Moreover, the new iPad-style pay system sets out new expectations as to what the client should pay. Are you the cheapskate who only pays an extra dollar for their latte — which, in the cheapskate’s defence, might have been served from a counter in a takeaway container? Or are you Daddy Warbucks, opting to whack down the full suggested 30 per cent?
Then there’s the question of to whom the tips are going. Is there a general pot? Evening Standard editor Dylan Jones recently bemoaned the phenomenon of being asked to pay a supplementary tip for “just” the waitress, in addition to the considerable service charge he had already paid.
In my experience, the world of tipping is wildly inconsistent, and the widely held notion that it supplements the lowest wage-earners is often a fallacy.
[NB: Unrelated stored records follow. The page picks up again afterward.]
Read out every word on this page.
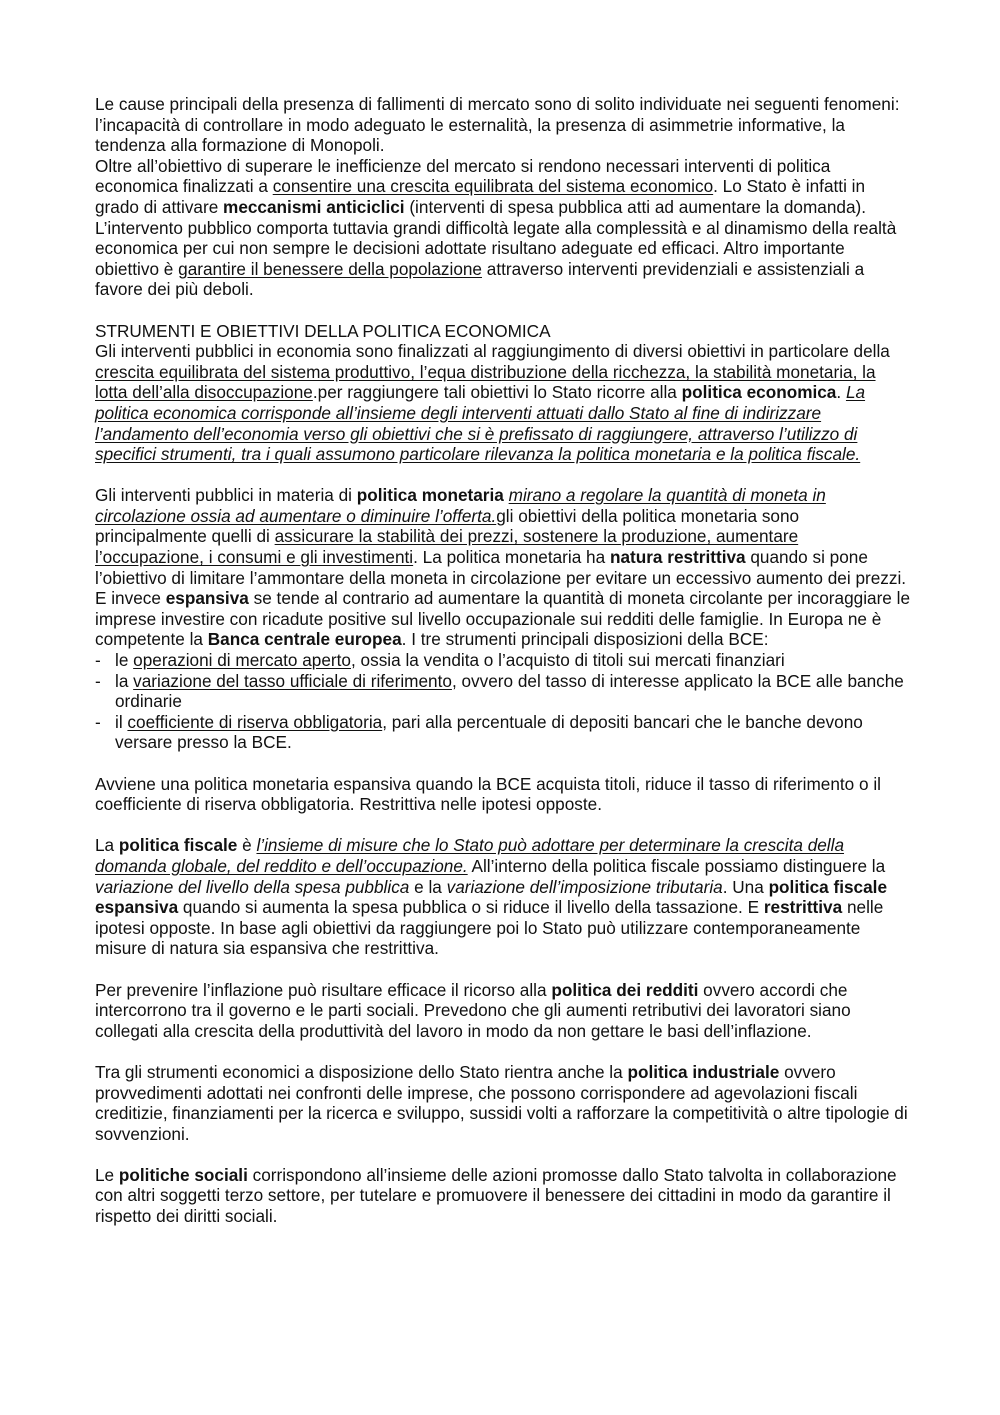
Le cause principali della presenza di fallimenti di mercato sono di solito individuate nei seguenti fenomeni: l’incapacità di controllare in modo adeguato le esternalità, la presenza di asimmetrie informative, la tendenza alla formazione di Monopoli.

Oltre all’obiettivo di superare le inefficienze del mercato si rendono necessari interventi di politica economica finalizzati a consentire una crescita equilibrata del sistema economico. Lo Stato è infatti in grado di attivare meccanismi anticiclici (interventi di spesa pubblica atti ad aumentare la domanda). L’intervento pubblico comporta tuttavia grandi difficoltà legate alla complessità e al dinamismo della realtà economica per cui non sempre le decisioni adottate risultano adeguate ed efficaci. Altro importante obiettivo è garantire il benessere della popolazione attraverso interventi previdenziali e assistenziali a favore dei più deboli.

STRUMENTI E OBIETTIVI DELLA POLITICA ECONOMICA

Gli interventi pubblici in economia sono finalizzati al raggiungimento di diversi obiettivi in particolare della crescita equilibrata del sistema produttivo, l’equa distribuzione della ricchezza, la stabilità monetaria, la lotta dell’alla disoccupazione.per raggiungere tali obiettivi lo Stato ricorre alla politica economica. La politica economica corrisponde all’insieme degli interventi attuati dallo Stato al fine di indirizzare l’andamento dell’economia verso gli obiettivi che si è prefissato di raggiungere, attraverso l’utilizzo di specifici strumenti, tra i quali assumono particolare rilevanza la politica monetaria e la politica fiscale.

Gli interventi pubblici in materia di politica monetaria mirano a regolare la quantità di moneta in circolazione ossia ad aumentare o diminuire l’offerta.gli obiettivi della politica monetaria sono principalmente quelli di assicurare la stabilità dei prezzi, sostenere la produzione, aumentare l’occupazione, i consumi e gli investimenti. La politica monetaria ha natura restrittiva quando si pone l’obiettivo di limitare l’ammontare della moneta in circolazione per evitare un eccessivo aumento dei prezzi. E invece espansiva se tende al contrario ad aumentare la quantità di moneta circolante per incoraggiare le imprese investire con ricadute positive sul livello occupazionale sui redditi delle famiglie. In Europa ne è competente la Banca centrale europea. I tre strumenti principali disposizioni della BCE:

- le operazioni di mercato aperto, ossia la vendita o l’acquisto di titoli sui mercati finanziari
- la variazione del tasso ufficiale di riferimento, ovvero del tasso di interesse applicato la BCE alle banche ordinarie
- il coefficiente di riserva obbligatoria, pari alla percentuale di depositi bancari che le banche devono versare presso la BCE.

Avviene una politica monetaria espansiva quando la BCE acquista titoli, riduce il tasso di riferimento o il coefficiente di riserva obbligatoria. Restrittiva nelle ipotesi opposte.

La politica fiscale è l’insieme di misure che lo Stato può adottare per determinare la crescita della domanda globale, del reddito e dell’occupazione. All’interno della politica fiscale possiamo distinguere la variazione del livello della spesa pubblica e la variazione dell’imposizione tributaria. Una politica fiscale espansiva quando si aumenta la spesa pubblica o si riduce il livello della tassazione. E restrittiva nelle ipotesi opposte. In base agli obiettivi da raggiungere poi lo Stato può utilizzare contemporaneamente misure di natura sia espansiva che restrittiva.

Per prevenire l’inflazione può risultare efficace il ricorso alla politica dei redditi ovvero accordi che intercorrono tra il governo e le parti sociali. Prevedono che gli aumenti retributivi dei lavoratori siano collegati alla crescita della produttività del lavoro in modo da non gettare le basi dell’inflazione.

Tra gli strumenti economici a disposizione dello Stato rientra anche la politica industriale ovvero provvedimenti adottati nei confronti delle imprese, che possono corrispondere ad agevolazioni fiscali creditizie, finanziamenti per la ricerca e sviluppo, sussidi volti a rafforzare la competitività o altre tipologie di sovvenzioni.

Le politiche sociali corrispondono all’insieme delle azioni promosse dallo Stato talvolta in collaborazione con altri soggetti terzo settore, per tutelare e promuovere il benessere dei cittadini in modo da garantire il rispetto dei diritti sociali.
Mostly, tips are about tits and timing: the tips I brought home as a waitress in the 2000s rarely correlated to the actual effort I had made on behalf of the client. For example, the breakfast slot — a three-hour schlep of 10,000 different coffee preferences, gluten intolerances and requests for toasted teacakes, hateful, raisin bun-muffins that would incinerate unless watched with the vigilance of an MI6 operative — would yield meagre rewards. The tips were pathetic, even when I’d sometimes had to thrice toast those fecking teacakes, and the crumby tables were a disgusting mess to clear away.
During the evening service, the tips were generous and routine — though shout out to the gentleman who once brought his family of 12 to celebrate an anniversary, at the culmination of which he presented me with one shiny 50p. Incidentally, the best money I ever made was on cloakroom duty over a New Year weekend. I went home with £600 spilling from my pockets, just for standing next to a pile of ugly coats.
My favourite thoughts on tipping invariably involve Jerry Seinfeld, the self-appointed etiquette guru and comedian. On his series Comedians in Cars Getting Coffee, he takes Sarah Jessica Parker to task for her habit of tipping only 20 per cent. By contrast, she considers Seinfeld’s sheaves of dollars “disgusting”, and there follows a squabble during which she declares that it’s a good job she’s not married to the vulgarian.
The contactless tipping system has made Seinfelds of everyone. We are now publicly shamed into paying ever larger gratuities, and for services that are dubious at best. At fast food outlets, for example, one is encouraged on the self-serve checkouts to round up one’s bill as an optional service charge. I’m a big fan of rounding up for charitable causes, but surely McDonald’s could just adjust its menu so that the staff wages could incorporate that extra 13p.
And what of the other services that are harder to remunerate with a machine? Should hotel door staff now carry payment devices so that we can blip them a few quid when they flag down a cab on our behalf? And what of the restroom attendant? Since we went cashless, the little dish that sits near the sink in posh hotels (I’m thinking specifically about Claridge’s) has dwindled to nil. And yet I still make good use of their face cloths and spritz myself with their perfume. Is this fair?
Maybe we should all carry devices that allow us to be rewarded, or reward whomever we please. I could blip the nice lady in Waitrose for helping me find something on the spice shelf. Or having tried to board the wrong aeroplane this morning, I could blip the chap who checked his app to tell me the correct gate to find my flight. I could blip this column’s editor for making wise additions to my copy, she says hopefully. And then, having read, and I hope enjoyed it, you can all blip me a small token of your gratitude.